Q: What’s some of the best advice you were ever given?
A: The morning is wiser than the evening.’ It’s a Russian saying, and it means that you don’t have to figure things out right away. Once you start going in circles in your mind, you can just let it wait, go to sleep, and in the morning when you wake up, look at it with a fresh perspective. This helps in the studio a lot. I also like the saying ‘ The eyes fear, but the hands do.’ That’s more about how a task can seem so huge and daunting, or something can seem very scary, but you just start doing it anyhow, and piece by piece you get it done.
Q: What’s in heavy rotation in your mp3/CD player right now?
A: Bob Dylan, The Kinks, Only Son, The Arctic Monkeys, Jeffrey Lewis, Magnetic Fields, The Strokes, The Beatles, Queen
Q: The last good book you read or TV show you’re addicted to?
A: I finally gave in and read the Da Vinci Code.
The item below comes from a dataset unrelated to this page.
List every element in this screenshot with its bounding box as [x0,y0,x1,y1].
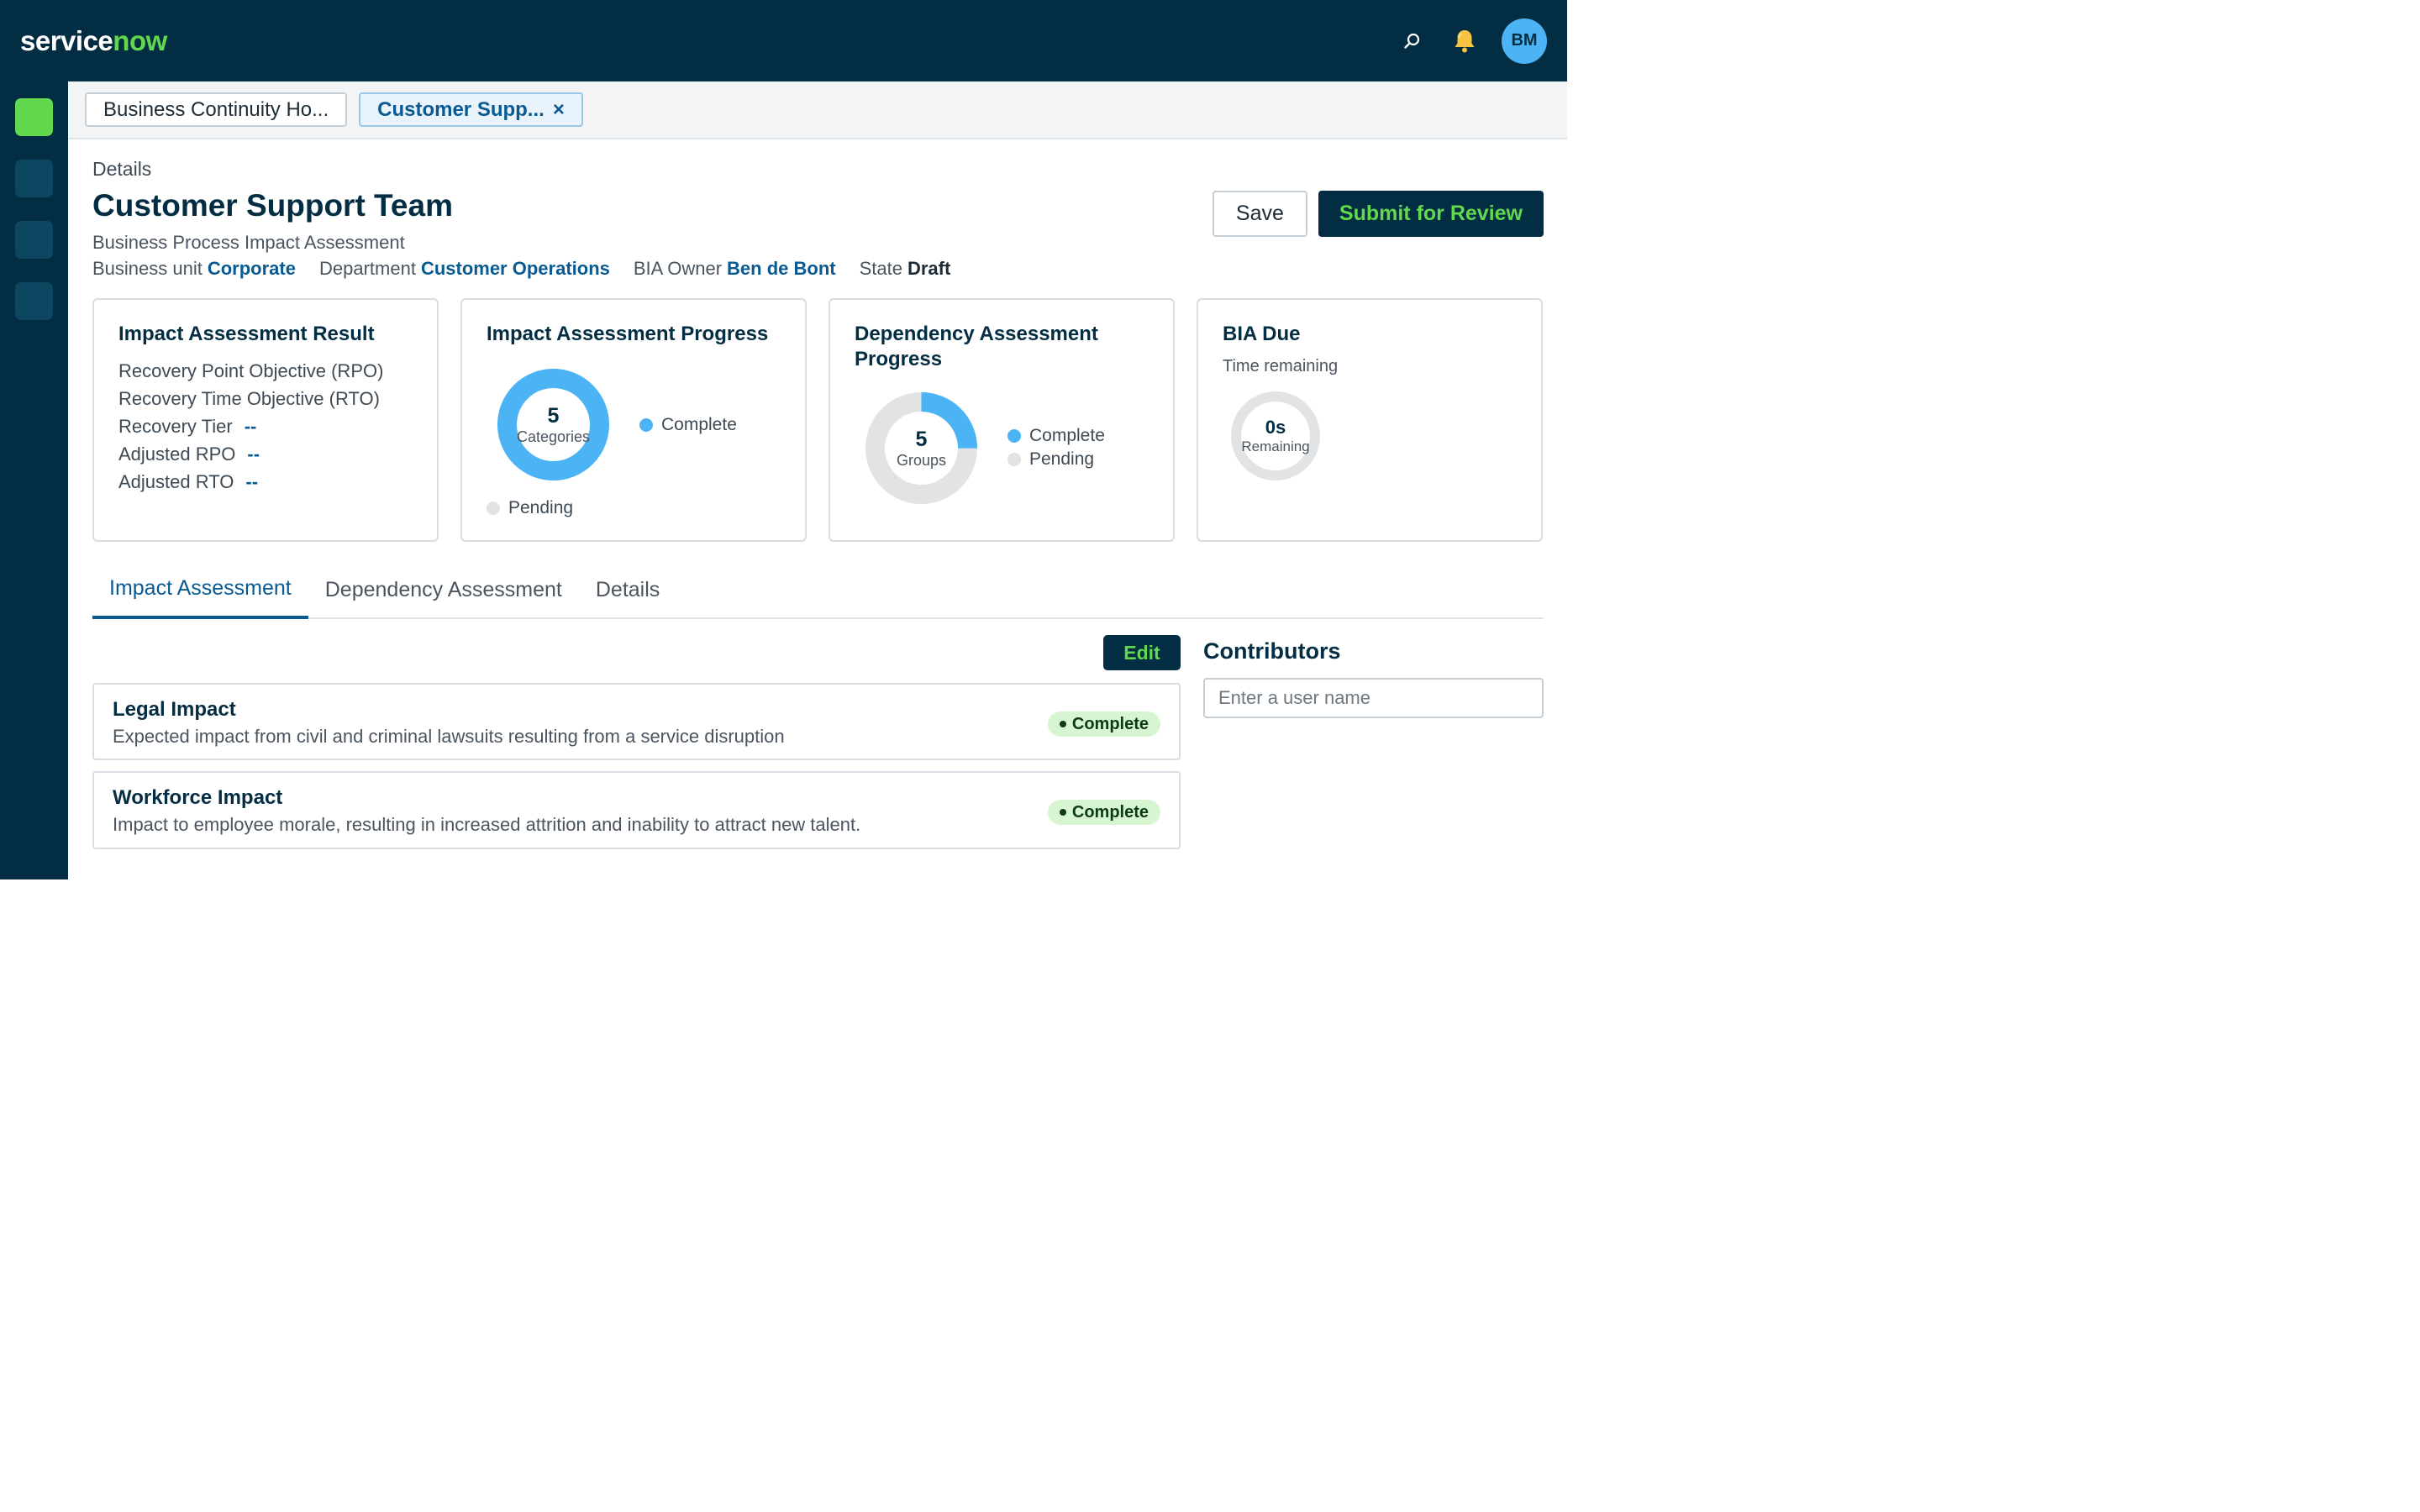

It was fun, and I loved that I’ve been to most of the places mentioned in the book. I could really see it. Of course, I didn’t go to watch the movie, no matter how much I loved Amelie. I liked it how I saw it in my mind.
Q: What’s the first concert you ever saw and how was it?
A: The first concerts I saw were all classical music — concerts, ballets, etc. This was in Moscow before immigration, and then in NYC at Lincoln center. I saw Ani DiFranco in Central Park when I was in high school and that was fun, but felt more like a festival. My first indoor “electric” show happened when I was already in college. It was a BB King Show at Irving Plaza, I was 18, and VIP tickets that were given to a professor of mine at SUNY Purchase. He had other plans, and asked if anyone wanted them and I said I did, and then there was an extra ticket, so another kid in the class said he’d drive and come with me. Neither of us had ever had a VIP ticket before, so after the show we didn’t know what to do, we just walked all around Irving Plaza like idiots. Then we went upstairs, found a guy next to a velvet rope, and he let us back to the dressing room to see Mr. King. Before that night, I hadn’t ever heard his music, knowing it was him. In general, there are huge gaps in my music knowledge, they have been getting smaller over the past few years, but they still exist. It was real fun meeting him, and I had him sign something like ten photos of himself for my family and friends. Last September I played my own show at Irving Plaza. I couldn’t believe it!
Q: What are three items you can’t live without on tour?
A: My own pillow, getting to see my friends who live in some of the cities I visit, and my rented mobile phone. Oh, and an extra one — double espressos before the show.
Q: Who are your major musical influences?
A: There are so so many. The Beatles, Bob Dylan, Mozart, Chopin, Bach, Nirvana, The Strokes, Edith Piaf, Billie Holiday, Ella Fitzgerald, Tom Waits, Radiohead.
Q: Any random messages or tips you’d like to give to mtvU watchers?
A: Hmmmmm. I guess it would be: Just be good to yourself. Take care of yourself, and others. You set the tone for your life, and it can be whatever you want it to be, so it might as well be wonderful!